Plus encore que la victoire après laquelle courait l'Espagne depuis plus de 40 ans, ce Russie-Hollande (3-1, a.p) peut être considéré comme l'évènement majeur de cet Euro austro-suisse. Une révélation s'y produit. Quelque chose d'aussi soudain que brillant. Implacable et léger. Physique d'ablette, mais jambes de feu, Andreï Arshavin a subitement incarné cette insolente Russie, à la classe insoupçonnable. Le jeune tsar avait 28 ans, mais en paraissait dix de moins. Dans ses mimiques, quelque chose d'un sale gosse trop futé pour craindre les représailles des gros bras qu'il narguait en tricotant des malabars balle au pied. Élu homme du match face à la Suède, puis face aux Pays-Bas, et auteur de deux buts pour autant de passes décisives, Arshavin régnait soudainement sur l'Euro.

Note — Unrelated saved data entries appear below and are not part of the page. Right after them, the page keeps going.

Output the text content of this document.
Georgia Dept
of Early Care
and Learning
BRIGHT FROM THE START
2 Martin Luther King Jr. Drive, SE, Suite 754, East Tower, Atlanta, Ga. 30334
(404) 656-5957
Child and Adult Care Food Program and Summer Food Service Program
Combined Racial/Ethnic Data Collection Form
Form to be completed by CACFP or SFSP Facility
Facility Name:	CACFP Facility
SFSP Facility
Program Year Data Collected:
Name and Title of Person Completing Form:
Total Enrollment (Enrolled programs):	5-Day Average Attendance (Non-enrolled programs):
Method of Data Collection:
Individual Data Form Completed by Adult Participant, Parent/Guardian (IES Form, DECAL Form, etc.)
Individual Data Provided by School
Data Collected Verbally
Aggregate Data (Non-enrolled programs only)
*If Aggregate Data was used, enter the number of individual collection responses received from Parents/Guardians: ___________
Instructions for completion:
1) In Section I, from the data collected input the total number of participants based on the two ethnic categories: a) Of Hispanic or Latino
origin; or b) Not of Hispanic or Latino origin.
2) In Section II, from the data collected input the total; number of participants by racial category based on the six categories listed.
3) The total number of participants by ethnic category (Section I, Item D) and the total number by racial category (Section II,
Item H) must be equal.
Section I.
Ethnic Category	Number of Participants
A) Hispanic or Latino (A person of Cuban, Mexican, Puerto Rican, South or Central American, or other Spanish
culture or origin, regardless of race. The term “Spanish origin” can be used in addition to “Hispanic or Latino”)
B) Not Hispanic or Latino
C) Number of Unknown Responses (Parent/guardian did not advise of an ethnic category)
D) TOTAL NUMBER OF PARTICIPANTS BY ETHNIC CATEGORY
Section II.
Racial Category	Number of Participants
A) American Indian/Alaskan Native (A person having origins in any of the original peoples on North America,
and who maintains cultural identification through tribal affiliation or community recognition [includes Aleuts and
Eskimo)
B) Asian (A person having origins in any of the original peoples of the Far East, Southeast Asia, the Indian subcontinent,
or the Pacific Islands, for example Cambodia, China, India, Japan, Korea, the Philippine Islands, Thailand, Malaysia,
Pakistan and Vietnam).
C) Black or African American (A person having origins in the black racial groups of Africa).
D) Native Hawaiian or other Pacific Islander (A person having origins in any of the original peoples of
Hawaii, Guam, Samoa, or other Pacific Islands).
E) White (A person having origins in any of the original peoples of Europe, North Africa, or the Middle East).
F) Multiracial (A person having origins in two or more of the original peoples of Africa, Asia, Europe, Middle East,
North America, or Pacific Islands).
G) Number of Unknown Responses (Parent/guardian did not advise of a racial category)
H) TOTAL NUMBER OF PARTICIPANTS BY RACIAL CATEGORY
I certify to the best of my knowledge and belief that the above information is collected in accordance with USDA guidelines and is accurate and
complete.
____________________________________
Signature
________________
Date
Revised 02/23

Tout avait pourtant très mal débuté pour le génie russe. Pas plus malin que Wayne Rooney face à un Monténégrin, Arshavin était privé des deux premiers matches de l'Euro pour avoir donné un coup de pied à un joueur de l'effrayante sélection d'Andorre. Contrarié par le tempérament indomptable de son génie, Guus Hiddink l'avait symboliquement privé de capitanat, mais imposer un certain ordre ne devait pas non plus conduire à pénaliser la sélection. Le coach batave emmènera donc Arshavin à l'Euro.

L'astre s'éteint


Avant l'incorporation de ce joueur capable de casser des reins comme un ailier et d'orienter comme un dix, la Russie végétait. Une correction reçue face à l'Espagne (4-1) et une victoire étriquée devant la Grèce (1-0). Indispensable rouage de la sélection, Arshavin venait de conclure une saison parfaite avec le Zénith Saint-Pétersbourg : titre national et Coupe de l'UEFA remportée face aux Glasgow Rangers. Ceux qui préfèrent le championnat russe à l'anglais ou à l'espagnol, et l'UEFA à la Ligue des champions, savaient de quoi il en retournait. Pas grand monde ne s'attendait donc à ce que le frêle Russe finisse cet Euro en grande figure, aux côtés de Xavi, Villa et consorts.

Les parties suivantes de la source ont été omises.